I have a large text file containing a list of emails called "main", and I have sent mails to some of them. I have a list of 'sent' emails. Now, I want to remove the 'sent' emails from the list "main".
In other words, I want to remove both the matching raw from the text file while removing duplicates. Example:
I have:
email@email.com
test@test.com
email@email.com
I want:
test@test.com
Is there any easier way to achieve this? Please suggest a tool or method to do this, but please consider the text file is larger than 10MB.
In terminal:
cat test| sort | uniq -c | awk -F" " '{if($1==1) print $2}'
I use cygwin a lot for such tasks, as the unix command line is incredibly powerful.

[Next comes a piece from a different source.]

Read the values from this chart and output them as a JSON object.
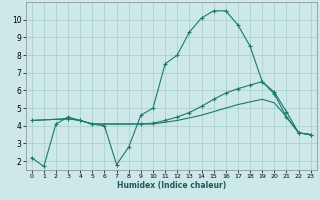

Here's how to achieve what you want:
cat main.txt | sort -u | grep -Fvxf sent.txt
sort -u
will remove duplicates (by sorting the main.txt
file first), and grep
will take care of removing the unwanted addresses.
Here's what the grep
options mean:
-F
plain text search
-v
invert results
-x
will force the whole line to match the pattern
-f
read patterns from the specified file
Oh, and if your files are in the Windows format (CR LF
newlines) you'll rather have to do this:
cat main.txt | dos2unix | sort -u | grep -Fvxf <(cat sent.txt | dos2unix)
Just like with the Windows command line, you can simply add:
> output.txt
at the end of the command line to redirect the output to a text file.